1. Prior to the institution of the former suit by the same plaintiff against the same defendant, O.S. No. 140 of 1882, the plaintiff had tendered to the defendant a permanent patta fixing the rent at the rate now claimed, and it was decided in that suit that the defendant was bound to accept that patta, and that accordingly he should accept it and execute a muchilika. As a matter of fact the patta was not accepted nor the muchilika executed by the defendant after that decree. The present suit is for the recovery of arrears of rent for over four years prior to the suit at the rate specified in the patta already referred to which had been registered prior to its being tendered. The District Munsif decreed the plaintiff's claim for rent for three years and disallowed the prior rent claimed on the ground that it was barred by limitation. Both parties appealed to the District Judge with the result that the District Judge dismissed the suit on the ground that no pattas and muchilikas had been exchanged for the fasli for which rent was claimed.

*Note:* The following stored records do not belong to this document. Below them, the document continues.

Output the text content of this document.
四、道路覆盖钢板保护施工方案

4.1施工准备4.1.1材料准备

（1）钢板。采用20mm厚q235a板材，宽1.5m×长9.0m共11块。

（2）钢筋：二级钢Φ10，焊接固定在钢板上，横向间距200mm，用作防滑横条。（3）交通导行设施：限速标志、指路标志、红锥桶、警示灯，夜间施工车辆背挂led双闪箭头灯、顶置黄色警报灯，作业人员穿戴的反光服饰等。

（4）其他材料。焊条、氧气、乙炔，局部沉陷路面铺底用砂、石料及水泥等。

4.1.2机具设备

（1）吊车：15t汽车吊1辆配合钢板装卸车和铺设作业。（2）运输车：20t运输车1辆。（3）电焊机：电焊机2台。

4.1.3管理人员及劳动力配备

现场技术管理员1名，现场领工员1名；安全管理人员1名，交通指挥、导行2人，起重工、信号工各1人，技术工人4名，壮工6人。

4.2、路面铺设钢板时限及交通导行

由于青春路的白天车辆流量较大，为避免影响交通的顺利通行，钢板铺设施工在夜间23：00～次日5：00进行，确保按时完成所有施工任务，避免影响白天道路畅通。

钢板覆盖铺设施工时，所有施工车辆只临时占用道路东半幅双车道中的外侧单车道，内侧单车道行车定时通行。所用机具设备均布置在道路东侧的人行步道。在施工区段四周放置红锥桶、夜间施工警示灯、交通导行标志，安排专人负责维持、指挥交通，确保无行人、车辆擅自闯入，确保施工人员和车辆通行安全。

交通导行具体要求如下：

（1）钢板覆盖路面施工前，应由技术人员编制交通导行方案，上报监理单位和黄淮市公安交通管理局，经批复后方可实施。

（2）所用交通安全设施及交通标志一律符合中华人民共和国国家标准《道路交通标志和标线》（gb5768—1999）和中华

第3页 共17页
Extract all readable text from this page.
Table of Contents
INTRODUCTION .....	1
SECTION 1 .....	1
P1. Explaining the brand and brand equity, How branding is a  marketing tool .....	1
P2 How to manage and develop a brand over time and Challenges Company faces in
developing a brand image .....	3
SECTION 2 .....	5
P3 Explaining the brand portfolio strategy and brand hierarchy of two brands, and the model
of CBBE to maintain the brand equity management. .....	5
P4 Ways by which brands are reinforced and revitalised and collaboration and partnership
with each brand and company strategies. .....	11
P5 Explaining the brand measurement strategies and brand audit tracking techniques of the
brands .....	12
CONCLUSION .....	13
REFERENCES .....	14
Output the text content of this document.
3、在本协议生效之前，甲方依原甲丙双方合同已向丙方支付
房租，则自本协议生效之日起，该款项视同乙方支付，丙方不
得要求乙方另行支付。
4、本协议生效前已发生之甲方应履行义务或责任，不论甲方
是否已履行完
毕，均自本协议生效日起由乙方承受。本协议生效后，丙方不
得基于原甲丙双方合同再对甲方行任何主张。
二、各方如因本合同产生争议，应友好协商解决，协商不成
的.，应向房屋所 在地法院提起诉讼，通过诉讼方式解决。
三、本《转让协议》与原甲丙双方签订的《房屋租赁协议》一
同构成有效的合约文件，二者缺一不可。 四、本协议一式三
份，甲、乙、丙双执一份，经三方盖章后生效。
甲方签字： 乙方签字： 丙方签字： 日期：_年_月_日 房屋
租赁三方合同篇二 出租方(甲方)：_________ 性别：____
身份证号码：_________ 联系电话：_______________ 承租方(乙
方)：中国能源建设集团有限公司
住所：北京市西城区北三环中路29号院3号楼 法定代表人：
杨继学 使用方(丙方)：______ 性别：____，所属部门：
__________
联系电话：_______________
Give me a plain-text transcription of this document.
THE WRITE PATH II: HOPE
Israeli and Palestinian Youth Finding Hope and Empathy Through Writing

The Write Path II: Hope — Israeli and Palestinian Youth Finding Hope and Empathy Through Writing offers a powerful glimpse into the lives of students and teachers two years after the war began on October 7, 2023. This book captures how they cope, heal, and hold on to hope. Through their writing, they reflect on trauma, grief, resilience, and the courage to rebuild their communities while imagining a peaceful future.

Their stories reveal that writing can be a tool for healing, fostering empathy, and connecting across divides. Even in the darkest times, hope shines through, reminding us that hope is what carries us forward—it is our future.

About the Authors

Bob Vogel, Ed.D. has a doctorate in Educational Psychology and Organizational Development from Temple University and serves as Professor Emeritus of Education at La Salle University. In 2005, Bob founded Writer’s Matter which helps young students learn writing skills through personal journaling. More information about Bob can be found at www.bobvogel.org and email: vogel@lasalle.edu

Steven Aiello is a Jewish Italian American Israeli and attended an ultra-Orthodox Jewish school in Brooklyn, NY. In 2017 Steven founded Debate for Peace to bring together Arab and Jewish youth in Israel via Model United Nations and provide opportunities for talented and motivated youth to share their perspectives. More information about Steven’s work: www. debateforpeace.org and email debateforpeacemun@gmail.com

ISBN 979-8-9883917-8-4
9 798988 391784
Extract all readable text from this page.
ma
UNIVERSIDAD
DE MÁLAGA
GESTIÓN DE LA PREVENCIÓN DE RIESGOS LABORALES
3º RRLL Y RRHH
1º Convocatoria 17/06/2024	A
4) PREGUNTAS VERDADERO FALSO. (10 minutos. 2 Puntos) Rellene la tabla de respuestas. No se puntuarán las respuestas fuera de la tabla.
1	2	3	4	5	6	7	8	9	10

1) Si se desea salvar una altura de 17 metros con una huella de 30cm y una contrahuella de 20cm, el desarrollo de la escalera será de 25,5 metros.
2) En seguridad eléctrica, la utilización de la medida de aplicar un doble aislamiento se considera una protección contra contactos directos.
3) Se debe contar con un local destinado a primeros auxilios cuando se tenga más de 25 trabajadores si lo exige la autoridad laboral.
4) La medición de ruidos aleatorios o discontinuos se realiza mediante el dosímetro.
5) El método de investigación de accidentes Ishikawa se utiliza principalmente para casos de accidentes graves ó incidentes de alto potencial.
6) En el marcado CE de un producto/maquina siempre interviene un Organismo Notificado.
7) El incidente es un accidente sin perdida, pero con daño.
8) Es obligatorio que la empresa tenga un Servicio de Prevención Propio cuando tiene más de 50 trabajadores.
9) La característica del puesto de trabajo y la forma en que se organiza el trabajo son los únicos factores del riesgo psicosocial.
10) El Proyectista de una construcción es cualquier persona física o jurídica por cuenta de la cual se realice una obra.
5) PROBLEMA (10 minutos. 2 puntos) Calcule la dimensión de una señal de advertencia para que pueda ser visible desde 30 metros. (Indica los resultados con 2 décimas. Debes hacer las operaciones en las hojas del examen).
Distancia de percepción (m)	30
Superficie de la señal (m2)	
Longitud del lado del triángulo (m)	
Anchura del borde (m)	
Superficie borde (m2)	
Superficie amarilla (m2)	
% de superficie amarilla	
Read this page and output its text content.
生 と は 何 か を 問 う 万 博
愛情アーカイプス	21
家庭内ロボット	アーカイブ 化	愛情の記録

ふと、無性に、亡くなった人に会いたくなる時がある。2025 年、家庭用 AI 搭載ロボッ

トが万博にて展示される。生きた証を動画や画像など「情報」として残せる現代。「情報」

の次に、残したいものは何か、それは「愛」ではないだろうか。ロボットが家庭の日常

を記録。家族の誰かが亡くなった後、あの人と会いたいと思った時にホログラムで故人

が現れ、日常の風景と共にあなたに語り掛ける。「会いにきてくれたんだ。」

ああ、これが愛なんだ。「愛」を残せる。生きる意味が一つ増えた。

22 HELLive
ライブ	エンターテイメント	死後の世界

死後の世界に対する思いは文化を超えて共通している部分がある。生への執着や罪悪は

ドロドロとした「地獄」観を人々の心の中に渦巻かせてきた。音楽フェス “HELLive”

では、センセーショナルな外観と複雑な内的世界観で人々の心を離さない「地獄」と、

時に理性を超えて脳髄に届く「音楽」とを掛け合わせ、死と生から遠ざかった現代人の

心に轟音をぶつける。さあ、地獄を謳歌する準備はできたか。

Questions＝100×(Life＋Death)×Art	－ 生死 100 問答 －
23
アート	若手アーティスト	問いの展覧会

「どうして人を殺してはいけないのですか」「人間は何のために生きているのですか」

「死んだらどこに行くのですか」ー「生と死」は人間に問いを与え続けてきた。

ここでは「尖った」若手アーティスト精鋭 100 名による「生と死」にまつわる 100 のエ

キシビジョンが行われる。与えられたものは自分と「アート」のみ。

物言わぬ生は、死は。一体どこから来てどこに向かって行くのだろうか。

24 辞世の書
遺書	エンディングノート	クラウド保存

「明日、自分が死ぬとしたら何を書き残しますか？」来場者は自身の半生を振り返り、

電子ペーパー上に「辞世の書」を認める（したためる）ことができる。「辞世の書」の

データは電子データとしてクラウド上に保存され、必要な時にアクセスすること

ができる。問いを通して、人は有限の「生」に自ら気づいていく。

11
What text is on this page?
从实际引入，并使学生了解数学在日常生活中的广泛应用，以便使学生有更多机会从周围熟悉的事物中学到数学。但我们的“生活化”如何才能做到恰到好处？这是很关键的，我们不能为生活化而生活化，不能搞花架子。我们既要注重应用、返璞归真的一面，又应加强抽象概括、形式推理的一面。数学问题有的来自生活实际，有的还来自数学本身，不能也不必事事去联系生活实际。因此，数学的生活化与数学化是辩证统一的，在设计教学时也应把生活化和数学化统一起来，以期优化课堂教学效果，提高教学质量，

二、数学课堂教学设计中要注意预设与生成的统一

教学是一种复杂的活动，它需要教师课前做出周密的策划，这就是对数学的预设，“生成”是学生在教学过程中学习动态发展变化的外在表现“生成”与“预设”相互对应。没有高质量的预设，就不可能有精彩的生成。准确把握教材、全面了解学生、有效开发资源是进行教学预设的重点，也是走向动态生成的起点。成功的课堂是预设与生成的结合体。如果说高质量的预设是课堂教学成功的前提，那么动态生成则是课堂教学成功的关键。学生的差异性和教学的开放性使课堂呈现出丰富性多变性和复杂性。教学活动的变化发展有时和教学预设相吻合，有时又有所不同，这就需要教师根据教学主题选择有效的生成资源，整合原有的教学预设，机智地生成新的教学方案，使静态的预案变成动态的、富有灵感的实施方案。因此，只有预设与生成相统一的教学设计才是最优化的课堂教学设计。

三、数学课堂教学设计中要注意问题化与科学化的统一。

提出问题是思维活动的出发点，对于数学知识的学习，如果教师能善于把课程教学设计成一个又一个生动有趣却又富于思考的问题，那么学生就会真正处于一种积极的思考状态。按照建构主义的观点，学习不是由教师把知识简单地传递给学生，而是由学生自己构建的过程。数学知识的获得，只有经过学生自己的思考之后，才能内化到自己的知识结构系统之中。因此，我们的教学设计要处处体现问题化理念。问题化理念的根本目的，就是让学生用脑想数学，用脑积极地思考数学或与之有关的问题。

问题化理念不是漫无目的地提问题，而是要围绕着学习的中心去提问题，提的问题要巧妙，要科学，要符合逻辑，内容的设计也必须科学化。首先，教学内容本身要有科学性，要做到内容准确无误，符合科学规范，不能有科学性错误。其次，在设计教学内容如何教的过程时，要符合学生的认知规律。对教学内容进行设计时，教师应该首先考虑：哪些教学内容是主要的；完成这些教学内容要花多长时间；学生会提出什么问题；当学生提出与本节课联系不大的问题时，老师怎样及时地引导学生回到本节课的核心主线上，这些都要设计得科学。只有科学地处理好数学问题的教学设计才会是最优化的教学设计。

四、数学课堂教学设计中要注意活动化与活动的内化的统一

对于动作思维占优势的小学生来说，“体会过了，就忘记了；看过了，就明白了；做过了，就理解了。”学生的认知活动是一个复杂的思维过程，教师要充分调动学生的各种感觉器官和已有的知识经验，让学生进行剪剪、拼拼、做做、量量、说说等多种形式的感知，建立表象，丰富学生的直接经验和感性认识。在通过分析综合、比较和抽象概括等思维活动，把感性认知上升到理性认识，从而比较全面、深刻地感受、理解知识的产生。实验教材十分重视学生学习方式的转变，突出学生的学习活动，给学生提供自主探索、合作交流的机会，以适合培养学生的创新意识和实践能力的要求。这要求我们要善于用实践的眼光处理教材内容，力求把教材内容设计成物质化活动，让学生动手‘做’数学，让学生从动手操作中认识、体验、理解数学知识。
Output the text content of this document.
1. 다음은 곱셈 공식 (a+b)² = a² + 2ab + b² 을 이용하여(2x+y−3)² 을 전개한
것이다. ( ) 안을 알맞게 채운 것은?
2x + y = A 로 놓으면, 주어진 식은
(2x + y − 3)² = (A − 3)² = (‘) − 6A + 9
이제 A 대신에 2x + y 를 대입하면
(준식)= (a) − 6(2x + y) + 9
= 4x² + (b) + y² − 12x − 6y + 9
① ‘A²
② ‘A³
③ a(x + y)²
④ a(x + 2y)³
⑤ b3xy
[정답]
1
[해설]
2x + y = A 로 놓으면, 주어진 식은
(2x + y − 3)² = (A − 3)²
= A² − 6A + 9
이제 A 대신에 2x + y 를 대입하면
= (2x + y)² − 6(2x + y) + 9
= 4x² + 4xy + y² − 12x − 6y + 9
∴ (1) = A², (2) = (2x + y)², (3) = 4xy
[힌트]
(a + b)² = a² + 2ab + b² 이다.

2. In our opinion there was no necessity for the exchange of pattas and muchilikas for these years or for tender of patta by the plaintiff.
3. Under Section 9 of the Rent Recovery Act a landlord can maintain a suit for the recovery of rent though there has been no exchange of patta and muchilika, provided he had tendered such a patta as the tenant was bound to accept and the adjudication in O.S. No. 140 of 1882 that the tenant was bound to accept the permanent patt which had been tendered to him is binding upon the parties as res judicata. The plaintiff, therefore having tendered a patta embracing the fasli in question, which patta the tenant was bound to accept, we hold that he was not bound to tender a fresh patta for each or all of those faslis and can maintain this suit relying upon the tender of the permanent patta.
4. We therefore allow S.A. No. 121 with costs in this and the lower appellate court, and reversing the decree of the lower appellate court, restore that of the District Munsif. In S.A. No. 122, which relates to the rent disallowed by the District Munsif, the appellant's vakil argues that inasmuch as the patta he tendered was a registered one, the article of the Limitation Act applicable is 116, which prescribes a period of six years in the case of a suit ' for compensation for breach of a contract in writing registered.'
5. We are clearly of opinion that the registered patta tendered but which had been refused cannot be regarded as, or operate as, a contract entered into between the parties, though under Section 7 of the Rent Recovery Act, a suit may be brought to recover the rent payable by the tenant relying on the tender of a proper patta though it has not been accepted but refused as the tenant did not agree to it.
6. The decision of the District Munsif on the question of limitation is right, and we confirm the decree of the lower appellate court on that ground and dismiss this second appeal with costs.